Cannot retrieve data on S3 Bucket from a deployed lambda

I invoke a step function from a lambda function, that processes data and stores them in a S3 bucket. From within this lambda function I tried to download the data but I am getting an error message with "AccessDenied" (see further below).

If I run this lambda function a second time, I do not get any error and the execution terminates successfully. My understanding is that during the first run, the data are not yet stored while I am trying to download them, which would explain why on my second try this is working good.

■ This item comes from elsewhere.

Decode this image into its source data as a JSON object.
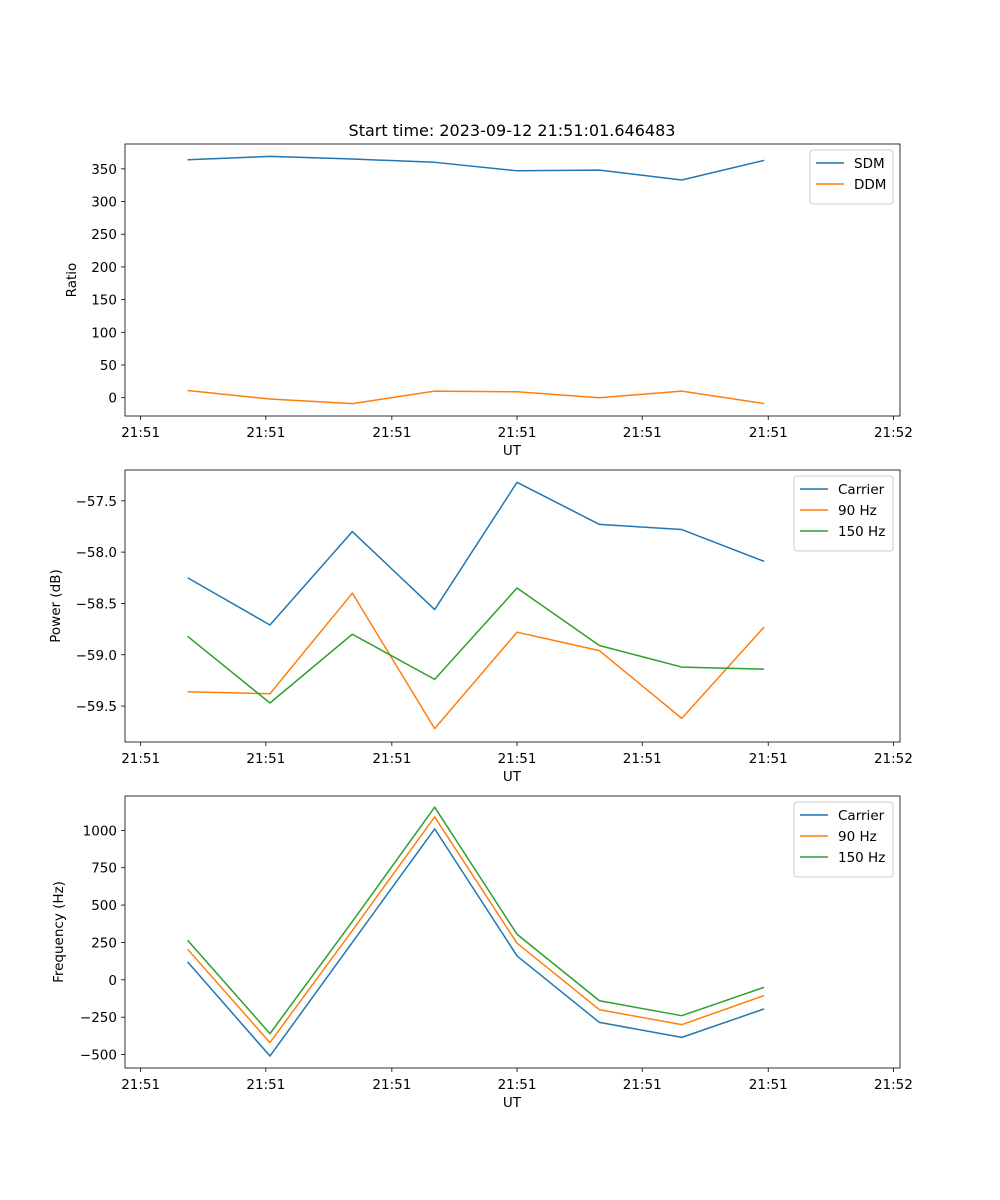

I am using the pair async/await thinking that this would be enough to hold the execution while waiting for the data to be stored. Is there something I am not doing correctly?

Here is an extract of the code (step function not detailed here):

async function downloadData(){
    var rawData = await s3.getObject({Bucket: 'myBucket/', Key: 'myData.json'}).promise();
    var data = JSON.parse(rawData.Body.toString('utf-8'));
    return data;

async function invokeStepFunction(){
    const stepfunctions = new AWS.StepFunctions();
    var params = {
        stateMachineArn: process.env.state_machine_arn,
        input: JSON.stringify({"Bucket": 'myBucket/'})
    await stepfunctions.startExecution(params).promise();

const AWS = require('aws-sdk');
AWS.config.update({region: process.env.region});
const s3 = new AWS.S3({apiVersion: '2006-03-01'});

module.exports.handler = async (event, context) => {
    await invokeStepFunction();
    const data = await downloadData();

and this is the error message:

{"errorType":"AccessDenied","errorMessage":"AccessDenied","code":"AccessDenied","message":"AccessDenied","region":null,"time":"2020-03-25T13:13:20.832Z","requestId":"...","extendedRequestId":"...","statusCode":403,"retryable":false,"retryDelay":91.97041111587372,"stack":["AccessDenied: Access Denied","    at Request.extractError (/var/runtime/node_modules/aws-sdk/lib/services/s3.js:816:35)","    at Request.callListeners (/var/runtime/node_modules/aws-sdk/lib/sequential_executor.js:106:20)","    at Request.emit (/var/runtime/node_modules/aws-sdk/lib/sequential_executor.js:78:10)","    at Request.emit (/var/runtime/node_modules/aws-sdk/lib/request.js:683:14)","    at Request.transition (/var/runtime/node_modules/aws-sdk/lib/request.js:22:10)","    at AcceptorStateMachine.runTo (/var/runtime/node_modules/aws-sdk/lib/state_machine.js:14:12)","    at /var/runtime/node_modules/aws-sdk/lib/state_machine.js:26:10","    at Request.<anonymous> (/var/runtime/node_modules/aws-sdk/lib/request.js:38:9)","    at Request.<anonymous> (/var/runtime/node_modules/aws-sdk/lib/request.js:685:12)","    at Request.callListeners (/var/runtime/node_modules/aws-sdk/lib/sequential_executor.js:116:18)"]}

1 answer

  • answered 2020-03-25 17:19 jarmod

    When you await the step function startExecution invocation, you are waiting for AWS Step Functions to indicate that it has received your request to begin execution of the Step Function. It does not indicate that the Step Function has itself run to completion.

    So, you're executing downloadData before the Step Function actually stored the data in S3, and the file does not exist in S3 first time around. When you call it later, that downloadData appears to succeed but it is almost certainly downloading the object previously stored in S3 (from the first run).

    You need to execute your download step sometime after the download has actually happened. You could, for example, make the download an additional step at the end of the upload Step Function.